LANDAK // MEDIATNI-POLRI.COM/ Polsek Kuala Behe – Polres Landak – Polda Kalbar ~Berbagai langkah preventif terus dilakukan jajaran kepolisian untuk mencegah kebakaran hutan dan lahan (karhutla).
Salah satunya dengan memberikan edukasi kepada masyarakat melalui banner yang memuat imbauan tentang bahaya membakar hutan dan lahan secara sembarangan.
Media sosialisasi tersebut diharapkan dapat menjadi pengingat bagi warga agar lebih memahami dampak yang ditimbulkan akibat karhutla.
Selain merusak lingkungan, kebakaran hutan dan lahan juga berpotensi menimbulkan kabut asap yang dapat mengganggu aktivitas masyarakat serta berdampak terhadap kesehatan.
Pada Rabu (2/9/2026), personel Polsek Kuala Behe kembali menyampaikan imbauan kepada warga agar tidak melakukan pembakaran hutan maupun lahan secara sembarangan.
Edukasi dilakukan secara humanis dengan memanfaatkan banner sebagai sarana menyampaikan pesan kamtibmas dan pencegahan karhutla yang mudah dilihat masyarakat.
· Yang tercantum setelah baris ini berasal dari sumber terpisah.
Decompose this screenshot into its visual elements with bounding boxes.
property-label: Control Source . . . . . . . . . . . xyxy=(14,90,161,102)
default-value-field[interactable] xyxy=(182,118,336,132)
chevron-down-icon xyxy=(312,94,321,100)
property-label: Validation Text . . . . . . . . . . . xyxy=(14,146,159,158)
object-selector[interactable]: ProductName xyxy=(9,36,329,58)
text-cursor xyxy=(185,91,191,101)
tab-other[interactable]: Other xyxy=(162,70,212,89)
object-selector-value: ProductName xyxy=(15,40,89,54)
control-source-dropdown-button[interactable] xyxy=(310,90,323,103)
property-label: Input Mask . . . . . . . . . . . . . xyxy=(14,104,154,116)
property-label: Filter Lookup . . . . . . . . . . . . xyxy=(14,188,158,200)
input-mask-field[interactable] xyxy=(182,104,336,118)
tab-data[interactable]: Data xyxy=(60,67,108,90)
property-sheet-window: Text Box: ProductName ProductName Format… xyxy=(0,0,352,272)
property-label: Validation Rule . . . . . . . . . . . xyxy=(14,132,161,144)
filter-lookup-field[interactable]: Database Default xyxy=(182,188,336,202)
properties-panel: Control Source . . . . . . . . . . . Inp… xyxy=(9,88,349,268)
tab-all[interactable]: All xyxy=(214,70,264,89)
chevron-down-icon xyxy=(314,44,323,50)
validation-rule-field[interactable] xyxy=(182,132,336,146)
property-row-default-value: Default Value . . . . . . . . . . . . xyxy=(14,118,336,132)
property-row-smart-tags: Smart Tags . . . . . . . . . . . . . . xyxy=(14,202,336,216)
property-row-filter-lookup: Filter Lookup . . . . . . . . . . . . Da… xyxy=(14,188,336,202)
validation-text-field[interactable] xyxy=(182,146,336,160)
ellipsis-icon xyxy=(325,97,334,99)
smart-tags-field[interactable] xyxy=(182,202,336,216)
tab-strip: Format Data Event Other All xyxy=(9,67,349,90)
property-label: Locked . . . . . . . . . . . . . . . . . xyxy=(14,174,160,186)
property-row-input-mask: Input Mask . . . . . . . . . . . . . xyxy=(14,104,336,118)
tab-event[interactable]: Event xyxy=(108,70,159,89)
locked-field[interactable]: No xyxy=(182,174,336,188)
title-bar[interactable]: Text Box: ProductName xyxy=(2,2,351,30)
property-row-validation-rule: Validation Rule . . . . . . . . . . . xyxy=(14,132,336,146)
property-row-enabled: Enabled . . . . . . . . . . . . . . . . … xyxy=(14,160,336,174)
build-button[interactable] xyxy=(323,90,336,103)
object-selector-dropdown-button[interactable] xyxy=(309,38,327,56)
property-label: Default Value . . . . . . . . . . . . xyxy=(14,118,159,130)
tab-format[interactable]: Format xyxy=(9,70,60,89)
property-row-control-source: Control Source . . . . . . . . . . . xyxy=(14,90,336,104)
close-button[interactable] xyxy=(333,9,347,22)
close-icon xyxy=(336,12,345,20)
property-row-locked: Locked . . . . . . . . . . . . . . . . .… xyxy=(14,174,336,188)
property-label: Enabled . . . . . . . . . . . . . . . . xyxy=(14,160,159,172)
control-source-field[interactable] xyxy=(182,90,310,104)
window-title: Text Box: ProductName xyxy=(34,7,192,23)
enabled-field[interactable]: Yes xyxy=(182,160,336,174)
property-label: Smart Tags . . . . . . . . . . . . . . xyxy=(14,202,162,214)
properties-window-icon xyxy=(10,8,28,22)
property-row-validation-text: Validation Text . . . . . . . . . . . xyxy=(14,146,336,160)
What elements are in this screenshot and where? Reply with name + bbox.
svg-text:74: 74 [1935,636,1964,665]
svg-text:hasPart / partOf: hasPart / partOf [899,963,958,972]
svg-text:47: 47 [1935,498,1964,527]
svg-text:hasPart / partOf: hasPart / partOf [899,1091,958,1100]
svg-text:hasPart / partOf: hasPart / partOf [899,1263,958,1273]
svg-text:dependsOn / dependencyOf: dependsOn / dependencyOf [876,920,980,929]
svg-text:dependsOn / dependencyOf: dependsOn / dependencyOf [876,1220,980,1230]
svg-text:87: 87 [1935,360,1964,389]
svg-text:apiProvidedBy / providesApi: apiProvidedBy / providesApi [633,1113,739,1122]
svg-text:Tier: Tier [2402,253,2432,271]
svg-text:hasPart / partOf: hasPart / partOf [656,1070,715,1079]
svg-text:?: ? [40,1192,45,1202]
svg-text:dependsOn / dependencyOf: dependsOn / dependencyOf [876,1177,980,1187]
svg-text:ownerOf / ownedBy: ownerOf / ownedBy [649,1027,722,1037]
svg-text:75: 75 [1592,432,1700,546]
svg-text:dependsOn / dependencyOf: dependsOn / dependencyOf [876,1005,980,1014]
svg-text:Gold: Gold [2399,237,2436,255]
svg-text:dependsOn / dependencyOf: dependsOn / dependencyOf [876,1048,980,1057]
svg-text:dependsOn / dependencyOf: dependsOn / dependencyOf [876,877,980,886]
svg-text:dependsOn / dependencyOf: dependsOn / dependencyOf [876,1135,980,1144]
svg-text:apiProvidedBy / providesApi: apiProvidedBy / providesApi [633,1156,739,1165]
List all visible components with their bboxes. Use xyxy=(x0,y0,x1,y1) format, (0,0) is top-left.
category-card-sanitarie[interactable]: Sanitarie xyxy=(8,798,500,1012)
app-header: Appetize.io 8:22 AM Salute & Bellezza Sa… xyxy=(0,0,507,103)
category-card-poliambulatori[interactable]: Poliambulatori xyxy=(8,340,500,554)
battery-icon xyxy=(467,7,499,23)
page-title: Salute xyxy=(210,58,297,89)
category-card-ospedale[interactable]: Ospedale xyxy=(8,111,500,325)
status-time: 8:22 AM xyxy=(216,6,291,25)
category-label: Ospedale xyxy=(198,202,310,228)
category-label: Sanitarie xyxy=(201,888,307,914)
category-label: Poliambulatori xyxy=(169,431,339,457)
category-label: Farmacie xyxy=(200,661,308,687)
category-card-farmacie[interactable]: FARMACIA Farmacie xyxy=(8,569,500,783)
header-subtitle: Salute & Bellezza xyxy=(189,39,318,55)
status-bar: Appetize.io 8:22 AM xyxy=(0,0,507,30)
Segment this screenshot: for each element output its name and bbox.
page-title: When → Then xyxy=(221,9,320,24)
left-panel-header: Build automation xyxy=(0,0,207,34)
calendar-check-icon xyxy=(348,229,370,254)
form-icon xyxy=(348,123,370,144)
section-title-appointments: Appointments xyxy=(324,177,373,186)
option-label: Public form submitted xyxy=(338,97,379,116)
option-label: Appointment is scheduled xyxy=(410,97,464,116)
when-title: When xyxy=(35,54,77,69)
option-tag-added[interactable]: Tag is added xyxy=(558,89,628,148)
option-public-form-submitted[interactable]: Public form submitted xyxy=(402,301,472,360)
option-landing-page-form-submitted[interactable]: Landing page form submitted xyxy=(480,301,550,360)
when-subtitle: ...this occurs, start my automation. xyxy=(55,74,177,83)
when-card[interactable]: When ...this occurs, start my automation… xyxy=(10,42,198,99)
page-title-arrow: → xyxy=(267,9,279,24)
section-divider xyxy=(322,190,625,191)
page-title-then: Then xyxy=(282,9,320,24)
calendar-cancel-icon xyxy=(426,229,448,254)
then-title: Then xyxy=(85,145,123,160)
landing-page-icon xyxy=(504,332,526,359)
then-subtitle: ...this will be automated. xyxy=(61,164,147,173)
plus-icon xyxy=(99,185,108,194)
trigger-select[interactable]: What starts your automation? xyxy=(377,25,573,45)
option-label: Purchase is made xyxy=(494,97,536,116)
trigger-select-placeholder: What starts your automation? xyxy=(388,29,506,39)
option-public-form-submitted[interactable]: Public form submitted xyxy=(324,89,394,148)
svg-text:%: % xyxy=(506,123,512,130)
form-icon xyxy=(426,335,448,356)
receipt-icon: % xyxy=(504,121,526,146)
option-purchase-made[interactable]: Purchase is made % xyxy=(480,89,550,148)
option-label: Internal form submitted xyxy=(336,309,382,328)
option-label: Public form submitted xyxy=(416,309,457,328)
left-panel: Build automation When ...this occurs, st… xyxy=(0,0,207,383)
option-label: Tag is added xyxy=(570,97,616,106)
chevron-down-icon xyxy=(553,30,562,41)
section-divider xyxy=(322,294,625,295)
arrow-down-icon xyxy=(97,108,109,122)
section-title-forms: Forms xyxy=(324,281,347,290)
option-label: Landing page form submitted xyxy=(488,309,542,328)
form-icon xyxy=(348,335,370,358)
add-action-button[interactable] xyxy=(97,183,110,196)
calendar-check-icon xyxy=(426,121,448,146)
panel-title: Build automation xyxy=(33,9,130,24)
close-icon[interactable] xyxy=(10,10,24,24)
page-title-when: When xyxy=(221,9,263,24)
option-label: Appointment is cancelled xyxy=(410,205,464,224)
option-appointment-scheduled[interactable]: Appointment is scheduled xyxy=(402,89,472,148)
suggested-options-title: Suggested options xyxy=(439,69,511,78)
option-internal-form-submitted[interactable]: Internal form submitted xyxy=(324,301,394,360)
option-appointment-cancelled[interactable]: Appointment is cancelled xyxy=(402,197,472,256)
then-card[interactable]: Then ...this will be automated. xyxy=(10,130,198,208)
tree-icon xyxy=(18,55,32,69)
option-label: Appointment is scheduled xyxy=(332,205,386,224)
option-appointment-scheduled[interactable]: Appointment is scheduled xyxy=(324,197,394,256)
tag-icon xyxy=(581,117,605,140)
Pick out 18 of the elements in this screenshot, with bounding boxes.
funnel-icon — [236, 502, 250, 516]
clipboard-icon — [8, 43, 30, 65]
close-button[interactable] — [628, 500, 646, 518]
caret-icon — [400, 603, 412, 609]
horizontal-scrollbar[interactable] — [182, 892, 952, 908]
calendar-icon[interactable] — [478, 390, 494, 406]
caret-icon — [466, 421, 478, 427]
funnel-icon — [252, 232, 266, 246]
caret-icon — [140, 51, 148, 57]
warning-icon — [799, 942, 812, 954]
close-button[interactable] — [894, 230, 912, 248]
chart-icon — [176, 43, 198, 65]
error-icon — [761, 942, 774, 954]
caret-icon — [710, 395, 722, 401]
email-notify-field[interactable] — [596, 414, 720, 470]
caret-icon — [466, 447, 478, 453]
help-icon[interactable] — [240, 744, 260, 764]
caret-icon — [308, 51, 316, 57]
Kegiatan tersebut merupakan bagian dari upaya kepolisian dalam meningkatkan kesadaran masyarakat sekaligus mengajak warga berperan aktif menjaga lingkungan dari ancaman kebakaran.
Kapolres Landak AKBP Devi Ariantari, S.H., S.I.K., melalui Kapolsek Kuala Behe IPTU Handoko Warih, secara terpisah menyampaikan, jajaran kepolisian terus mengedepankan upaya pencegahan melalui sosialisasi dan imbauan kepada masyarakat agar tidak membuka atau membersihkan lahan dengan cara membakar.
Kapolsek menambahkan bahwa masyarakat diharapkan memahami bahwa pembakaran lahan secara sembarangan dapat menimbulkan dampak yang luas. Api yang tidak terkendali dapat merambat ke area lain dan berpotensi menyebabkan kebakaran yang lebih besar.
Selain itu, masyarakat juga diajak bersama-sama menjaga lingkungan serta segera melaporkan kepada pihak berwenang apabila mengetahui adanya aktivitas pembakaran lahan yang berpotensi menimbulkan karhutla.
Melalui kegiatan sosialisasi secara berkelanjutan, kepolisian berharap kepedulian masyarakat terhadap pencegahan karhutla semakin meningkat.
Sinergi antara aparat dan masyarakat dinilai menjadi salah satu langkah penting untuk menjaga hutan dan lahan tetap aman serta mencegah munculnya kabut asap yang dapat merugikan masyarakat.